Nightcrawler: Movie Review
Cast: Jake Gyllenhaal, Riz Ahmed, Rene Russo, Bill Paxton
Director: Dan Gilroy
It's to the underbelly of Los Angeles we go in this terrific thriller set against a backdrop of nights and shady activity.
Jake Gyllenhaal stars as Lou Bloom, a man desperate for work and hungry for a pay off. When we first meet him, he's stealing copper wire (and in an ensuing struggle with a security guard, his watch) and trying to sell it on, while simultaneously trying to ingratiate himself into a position for a job.
After being rejected, he sees a camera crew taking footage of a dramatic rescue on a highway. Learning how much they get for this and that TV's saturated news networks will pay for anything that works under the old journalism mantra of "If it bleeds, it leads", Lou decides to join the freelance camera crew game.
Hiring a homeless person Rick (played by Four Lions star Riz Ahmed), and decking out his car with police scanning equipment, Lou finds an ally and buyer in the form of news director Nina (Russo) whose station is in ratings slump....
Nightcrawler is a compulsively thrilling film, one which trawls through the moral sludge and delights with ethical and moral issues just being part of the attraction.

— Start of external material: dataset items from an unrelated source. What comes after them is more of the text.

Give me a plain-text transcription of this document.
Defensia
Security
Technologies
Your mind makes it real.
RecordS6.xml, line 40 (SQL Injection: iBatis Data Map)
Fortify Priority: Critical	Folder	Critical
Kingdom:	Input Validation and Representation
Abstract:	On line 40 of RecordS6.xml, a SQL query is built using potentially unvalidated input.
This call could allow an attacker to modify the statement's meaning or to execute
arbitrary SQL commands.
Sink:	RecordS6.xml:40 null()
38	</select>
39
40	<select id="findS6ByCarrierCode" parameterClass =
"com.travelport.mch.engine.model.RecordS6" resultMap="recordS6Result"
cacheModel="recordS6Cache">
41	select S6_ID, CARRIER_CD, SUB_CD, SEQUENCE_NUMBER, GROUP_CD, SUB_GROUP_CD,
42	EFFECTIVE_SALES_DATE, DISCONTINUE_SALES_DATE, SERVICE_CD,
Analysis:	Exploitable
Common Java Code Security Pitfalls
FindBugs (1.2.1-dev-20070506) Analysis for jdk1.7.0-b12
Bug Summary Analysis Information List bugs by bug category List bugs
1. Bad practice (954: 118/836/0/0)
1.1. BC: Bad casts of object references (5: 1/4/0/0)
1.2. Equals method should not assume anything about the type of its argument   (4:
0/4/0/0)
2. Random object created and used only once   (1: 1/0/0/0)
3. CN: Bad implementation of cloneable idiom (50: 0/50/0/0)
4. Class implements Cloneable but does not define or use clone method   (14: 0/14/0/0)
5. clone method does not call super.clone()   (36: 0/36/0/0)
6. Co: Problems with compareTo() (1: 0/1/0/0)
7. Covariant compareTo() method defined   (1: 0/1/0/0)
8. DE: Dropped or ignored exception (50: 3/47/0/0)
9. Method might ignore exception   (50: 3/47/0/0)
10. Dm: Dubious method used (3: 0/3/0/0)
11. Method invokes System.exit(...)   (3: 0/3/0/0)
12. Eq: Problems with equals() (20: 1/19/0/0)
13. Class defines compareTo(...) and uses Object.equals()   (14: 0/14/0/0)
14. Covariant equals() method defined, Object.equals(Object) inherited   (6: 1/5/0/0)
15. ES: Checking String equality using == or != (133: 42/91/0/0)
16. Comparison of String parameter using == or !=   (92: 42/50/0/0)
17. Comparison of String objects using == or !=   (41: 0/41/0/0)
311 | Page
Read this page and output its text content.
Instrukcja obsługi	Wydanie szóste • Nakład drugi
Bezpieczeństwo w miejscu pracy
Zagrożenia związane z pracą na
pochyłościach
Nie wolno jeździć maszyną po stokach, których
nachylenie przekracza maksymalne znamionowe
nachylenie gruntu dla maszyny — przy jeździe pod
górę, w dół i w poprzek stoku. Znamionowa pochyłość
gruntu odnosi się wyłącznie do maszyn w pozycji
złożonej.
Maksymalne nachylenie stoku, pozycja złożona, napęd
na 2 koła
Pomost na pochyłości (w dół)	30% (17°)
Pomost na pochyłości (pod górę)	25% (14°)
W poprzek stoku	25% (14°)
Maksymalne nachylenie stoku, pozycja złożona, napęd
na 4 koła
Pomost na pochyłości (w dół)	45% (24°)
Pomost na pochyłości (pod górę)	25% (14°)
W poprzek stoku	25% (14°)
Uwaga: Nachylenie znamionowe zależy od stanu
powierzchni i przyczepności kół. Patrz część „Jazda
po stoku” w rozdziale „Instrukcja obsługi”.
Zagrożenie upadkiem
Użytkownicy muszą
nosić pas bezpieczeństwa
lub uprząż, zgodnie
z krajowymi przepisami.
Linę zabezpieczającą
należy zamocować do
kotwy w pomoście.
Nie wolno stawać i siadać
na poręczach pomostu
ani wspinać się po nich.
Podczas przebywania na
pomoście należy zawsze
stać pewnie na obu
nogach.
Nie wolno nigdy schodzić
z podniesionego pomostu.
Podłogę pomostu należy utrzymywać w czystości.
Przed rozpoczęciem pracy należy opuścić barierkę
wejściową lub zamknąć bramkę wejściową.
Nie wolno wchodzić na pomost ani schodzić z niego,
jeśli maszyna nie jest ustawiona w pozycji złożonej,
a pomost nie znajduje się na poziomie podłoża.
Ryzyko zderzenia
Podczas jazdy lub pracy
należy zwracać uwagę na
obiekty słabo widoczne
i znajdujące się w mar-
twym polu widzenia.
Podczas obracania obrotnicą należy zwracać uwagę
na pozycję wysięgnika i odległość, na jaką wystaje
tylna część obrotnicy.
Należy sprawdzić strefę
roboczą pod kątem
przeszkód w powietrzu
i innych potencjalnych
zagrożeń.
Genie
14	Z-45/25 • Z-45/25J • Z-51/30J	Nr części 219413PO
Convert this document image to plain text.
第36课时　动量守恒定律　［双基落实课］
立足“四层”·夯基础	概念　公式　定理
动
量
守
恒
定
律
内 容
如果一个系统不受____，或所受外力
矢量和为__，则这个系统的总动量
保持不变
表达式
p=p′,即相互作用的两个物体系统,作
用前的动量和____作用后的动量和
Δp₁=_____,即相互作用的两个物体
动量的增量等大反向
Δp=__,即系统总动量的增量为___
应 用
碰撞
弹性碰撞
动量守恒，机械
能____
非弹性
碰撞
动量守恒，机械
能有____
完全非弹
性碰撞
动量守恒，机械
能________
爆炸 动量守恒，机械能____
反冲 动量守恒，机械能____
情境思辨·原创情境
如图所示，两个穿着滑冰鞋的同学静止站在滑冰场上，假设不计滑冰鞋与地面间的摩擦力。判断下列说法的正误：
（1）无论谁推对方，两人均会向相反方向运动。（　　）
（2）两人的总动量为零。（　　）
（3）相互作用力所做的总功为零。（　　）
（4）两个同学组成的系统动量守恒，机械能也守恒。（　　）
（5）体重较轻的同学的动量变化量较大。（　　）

The main attraction though - aside from the terrific cinematography and slick sheen of the mainly night-time production - is Gyllenhaal as the misfit Bloom, a sociopathic driven parasite of an anti-hero whose outlook is as complex as it is compelling. With a slimmed down frame and piercing eyes, his delusion is as contagious as it is frightening - in his skewed take of the world (with hints of Asperger's implied) everything makes a perfect logical sense with the kind of self-delusional belief that we've seen in the likes of Travis Bickle and William Foster in Falling Down. He's a twisted businessman perfect for a 21st Century where narcissism and selfies are the norm, and selfishness is sadly the raison d'etre. But more than just that, Gyllenhaal commands the screen from beginning to ebullient end, with nary a breath drawn in between as he pursues and bastardises his own American dream.
His interactions with Four Lions star Riz Ahmed are also electrifying too; from initial interview scenes to negotiations later on, there's a frisson of uncertainty about where it's all going that adds an edge to an already superior and tense thriller.
Equally, the up-for-the-highest-bidder values of late night US news-stations chasing ratings are under the microscope too; with Russo's news chief becoming compromised and entangled both in Bloom's web and the desire to be number one in a way that seems all too sentient of how TV ratings are warping people's sense of propriety. (Though, there are moments within that stretch credibility of a newsroom's operation).
Meshing satire and life through LA's dark gauze is a potent brew, Nightcrawler is a can't-take-your-eyes-off-it thriller that maybe could have lived larger if there had been some tighter editing ( it could be argued that the current denouement feels like a tacked-on epilogue that saps the prior scenes' potency and shock factor) but is already a superior slice of cinema, thanks to Gyllenhaal. He may be behind the camera throughout as the footage-chasing and obseqious Bloom, but throughout, he's very definitely front and centre of the screen - and in your mind long after Nightcrawler has ended.